From the UN Economic Commission for Latin America comes the finding that:
Compared to previous shocks in the United States economy and the world at large, Latin America and the Caribbean(LAC) is much less vulnerable than in the past, with a current account surplus, sounder public finances, a lower level and better profiles of public and external debt, and larger international financial reserves. Considering the severity of the global shocks, LAC economies are, on average, weathering the crisis significantly better than in the past.
Has Latin America simply insulated itself from external shocks by amassing large amounts of reserves, lowering their debt levels, and implementing sound fiscal and monetary policies? Has the financial crises simply not reached Latin America yet? Has Latin America finally emerged from the Lost Decades (1970-2000)? Over the next few weeks, these are some of the questions I will explore, in a special series on Latin America and the Financial Crisis. 


Anonymous said...
This comment has been removed by a blog administrator.
Kindred Winecoff said...

Alex -

the above comment is spam. you probably want to delete it.
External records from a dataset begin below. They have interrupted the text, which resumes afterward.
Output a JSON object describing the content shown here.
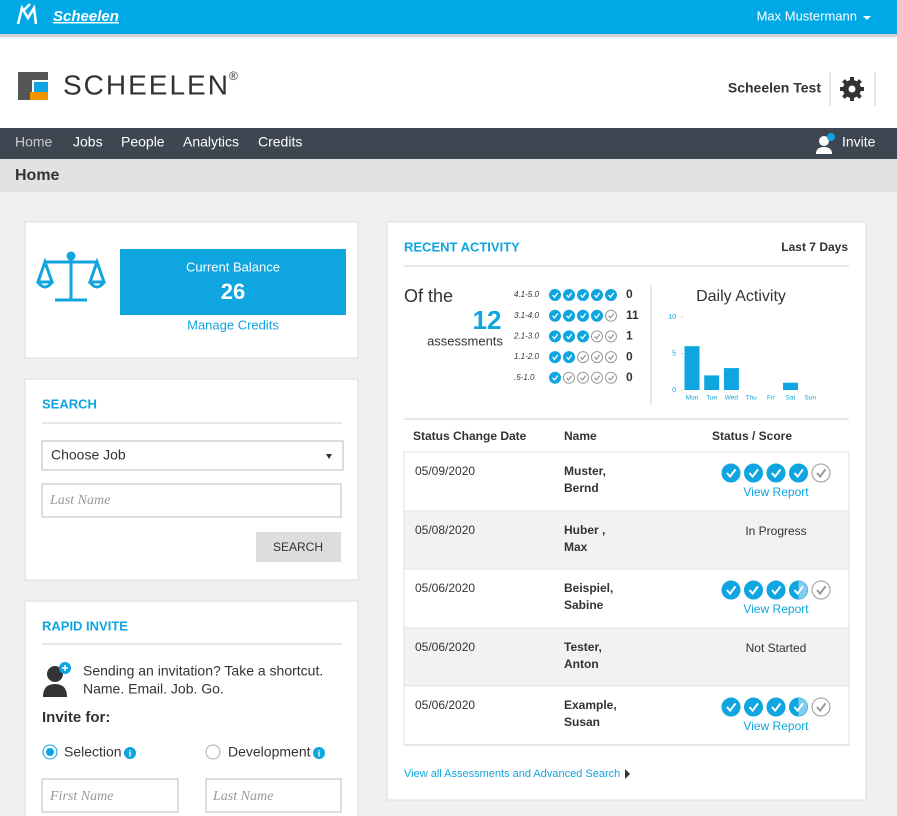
{
  "topbar": {
    "brand": "Scheelen",
    "user": "Max Mustermann"
  },
  "header": {
    "logo": "SCHEELEN",
    "logo_mark": "®",
    "org": "Scheelen Test"
  },
  "nav": {
    "items": [
      "Home",
      "Jobs",
      "People",
      "Analytics",
      "Credits"
    ],
    "invite": "Invite"
  },
  "breadcrumb": "Home",
  "balance": {
    "label": "Current Balance",
    "value": 26,
    "link": "Manage Credits"
  },
  "search": {
    "title": "SEARCH",
    "job_placeholder": "Choose Job",
    "last_name_placeholder": "Last Name",
    "button": "SEARCH"
  },
  "rapid_invite": {
    "title": "RAPID INVITE",
    "text_1": "Sending an invitation? Take a shortcut.",
    "text_2": "Name. Email. Job. Go.",
    "invite_for": "Invite for:",
    "options": [
      "Selection",
      "Development"
    ],
    "first_name_placeholder": "First Name",
    "last_name_placeholder": "Last Name"
  },
  "recent_activity": {
    "title": "RECENT ACTIVITY",
    "period": "Last 7 Days",
    "of_the": "Of the",
    "count": 12,
    "assessments": "assessments",
    "bands": [
      {
        "range": "4.1-5.0",
        "count": 0
      },
      {
        "range": "3.1-4.0",
        "count": 11
      },
      {
        "range": "2.1-3.0",
        "count": 1
      },
      {
        "range": "1.1-2.0",
        "count": 0
      },
      {
        "range": ".5-1.0",
        "count": 0
      }
    ],
    "columns": [
      "Status Change Date",
      "Name",
      "Status / Score"
    ],
    "rows": [
      {
        "date": "05/09/2020",
        "name": [
          "Muster,",
          "Bernd"
        ],
        "link": "View Report"
      },
      {
        "date": "05/08/2020",
        "name": [
          "Huber ,",
          "Max"
        ],
        "status": "In Progress"
      },
      {
        "date": "05/06/2020",
        "name": [
          "Beispiel,",
          "Sabine"
        ],
        "link": "View Report"
      },
      {
        "date": "05/06/2020",
        "name": [
          "Tester,",
          "Anton"
        ],
        "status": "Not Started"
      },
      {
        "date": "05/06/2020",
        "name": [
          "Example,",
          "Susan"
        ],
        "link": "View Report"
      }
    ],
    "footer_link": "View all Assessments and Advanced Search"
  },
  "chart_data": {
    "type": "bar",
    "title": "Daily Activity",
    "categories": [
      "Mon",
      "Tue",
      "Wed",
      "Thu",
      "Fri",
      "Sat",
      "Sun"
    ],
    "values": [
      6,
      2,
      3,
      0,
      0,
      1,
      0
    ],
    "ylim": [
      0,
      10
    ],
    "yticks": [
      0,
      5,
      10
    ],
    "color": "#0ea5e0"
  }
}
off-the-cuff non-snarky questions: i wonder if the previous Latin American debt crises, and ensuing reforms, made that continent better off in this crisis. also, i wonder if the rise of the export sectors in some L.A. countries (e.g. Brazil) has led to current account surpluses that have helped provide stability to the currencies. finally, perhaps the fact that the banking/financial sectors are smaller in L.A. relative to U.S./Europe is driving the stability there.

perhaps some topics you might want to look into. i'd be interested to hear the result.